Page 200 :  » A défaut d’université, j’essayais de me cultiver, de ne pas perdre mon temps. J’étais conscient que c’étaient les livres qui m’avaient obtenu les meilleurs situations que j’ai jamais eues, à la Diffusion de la Pensée coranique et chez M. Bourrelier ; je sentais confusément qu’ils me donnaient une supériorité douloureuse sur mes compagnons d’infortune, clandestins comme moi – sans parler d’un loisir presque gratuit. »

Mon avis

Etre au coeur de l’actualité récente.
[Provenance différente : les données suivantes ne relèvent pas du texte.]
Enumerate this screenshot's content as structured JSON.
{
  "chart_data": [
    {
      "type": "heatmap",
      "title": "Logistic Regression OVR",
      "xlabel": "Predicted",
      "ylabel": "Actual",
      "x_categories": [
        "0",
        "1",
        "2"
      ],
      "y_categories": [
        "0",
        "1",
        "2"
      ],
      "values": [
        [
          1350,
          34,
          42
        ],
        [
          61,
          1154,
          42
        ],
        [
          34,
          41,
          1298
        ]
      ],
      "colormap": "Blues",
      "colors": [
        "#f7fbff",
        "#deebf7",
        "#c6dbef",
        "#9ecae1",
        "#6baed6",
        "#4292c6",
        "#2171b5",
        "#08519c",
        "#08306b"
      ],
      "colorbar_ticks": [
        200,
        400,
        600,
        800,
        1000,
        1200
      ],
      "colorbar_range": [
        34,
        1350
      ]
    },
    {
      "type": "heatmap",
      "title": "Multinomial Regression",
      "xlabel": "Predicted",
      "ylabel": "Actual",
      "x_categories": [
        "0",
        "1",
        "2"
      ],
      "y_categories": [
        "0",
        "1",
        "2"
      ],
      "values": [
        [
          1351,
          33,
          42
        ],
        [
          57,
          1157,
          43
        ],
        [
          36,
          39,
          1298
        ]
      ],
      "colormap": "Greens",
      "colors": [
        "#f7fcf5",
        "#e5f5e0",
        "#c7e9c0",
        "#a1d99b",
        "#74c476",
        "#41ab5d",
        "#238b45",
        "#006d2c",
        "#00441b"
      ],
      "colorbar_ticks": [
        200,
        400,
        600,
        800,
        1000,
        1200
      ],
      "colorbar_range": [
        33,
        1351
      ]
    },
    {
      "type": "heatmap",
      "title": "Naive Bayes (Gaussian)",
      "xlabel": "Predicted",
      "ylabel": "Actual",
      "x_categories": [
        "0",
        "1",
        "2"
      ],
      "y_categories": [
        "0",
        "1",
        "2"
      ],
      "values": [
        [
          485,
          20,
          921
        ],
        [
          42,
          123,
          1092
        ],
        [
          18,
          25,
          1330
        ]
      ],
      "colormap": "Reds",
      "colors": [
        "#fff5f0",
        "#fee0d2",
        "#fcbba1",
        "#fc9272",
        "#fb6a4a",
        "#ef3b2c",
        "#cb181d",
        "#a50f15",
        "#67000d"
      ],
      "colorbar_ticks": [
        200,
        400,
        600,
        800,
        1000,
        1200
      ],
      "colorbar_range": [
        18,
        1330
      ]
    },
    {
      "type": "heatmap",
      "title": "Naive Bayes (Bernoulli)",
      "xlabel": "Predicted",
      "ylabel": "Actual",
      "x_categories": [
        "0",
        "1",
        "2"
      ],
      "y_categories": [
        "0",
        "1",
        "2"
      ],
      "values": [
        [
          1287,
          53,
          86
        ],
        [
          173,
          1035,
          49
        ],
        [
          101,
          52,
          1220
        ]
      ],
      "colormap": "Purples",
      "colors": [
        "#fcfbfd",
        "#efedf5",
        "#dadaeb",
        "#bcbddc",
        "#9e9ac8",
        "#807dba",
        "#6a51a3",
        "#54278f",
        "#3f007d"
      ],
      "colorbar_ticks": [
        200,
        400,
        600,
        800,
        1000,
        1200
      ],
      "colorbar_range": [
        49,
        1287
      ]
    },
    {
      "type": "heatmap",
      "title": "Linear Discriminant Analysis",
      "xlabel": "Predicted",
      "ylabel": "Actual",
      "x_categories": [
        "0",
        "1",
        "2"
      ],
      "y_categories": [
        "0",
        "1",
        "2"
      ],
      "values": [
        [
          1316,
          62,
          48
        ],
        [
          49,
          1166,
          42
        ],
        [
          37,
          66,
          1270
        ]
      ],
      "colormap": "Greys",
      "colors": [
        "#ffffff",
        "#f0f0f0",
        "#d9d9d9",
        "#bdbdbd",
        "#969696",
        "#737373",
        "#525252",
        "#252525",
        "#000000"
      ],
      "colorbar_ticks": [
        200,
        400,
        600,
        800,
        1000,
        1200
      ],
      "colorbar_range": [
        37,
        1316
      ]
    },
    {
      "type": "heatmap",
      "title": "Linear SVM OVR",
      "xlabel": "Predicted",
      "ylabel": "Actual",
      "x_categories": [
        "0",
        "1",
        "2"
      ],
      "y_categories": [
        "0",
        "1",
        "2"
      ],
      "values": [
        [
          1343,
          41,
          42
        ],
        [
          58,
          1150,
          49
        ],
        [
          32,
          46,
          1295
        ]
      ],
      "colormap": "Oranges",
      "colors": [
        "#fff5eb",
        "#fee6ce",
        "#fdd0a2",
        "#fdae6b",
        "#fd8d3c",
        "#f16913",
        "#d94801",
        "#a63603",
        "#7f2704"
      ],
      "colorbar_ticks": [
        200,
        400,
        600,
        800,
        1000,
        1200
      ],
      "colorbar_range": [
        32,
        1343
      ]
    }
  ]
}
Faire le choix de « l’extrême contemporain ». Mathias Enard a saisi une option pour le moins « casse-gueule » en traitant du Printemps arabe dans ce nouveau roman. Il s’en tire plutôt bien. Et c’est avec un réel plaisir de lecture que l’on suit son héros, Lakhdar, jeune marocain sacrifié par le poids de la tradition et de la misère. Le récit, à la première personne, est sensible. Très attachant. Et terriblement ancré dans la réalité. C’est la nôtre. Pour peu qu’on regarde un peu plus loin que nos préjugés. Un grand roman.

« Rue des Voleurs », de Mathias Enard, Actes Sud, 21,50€.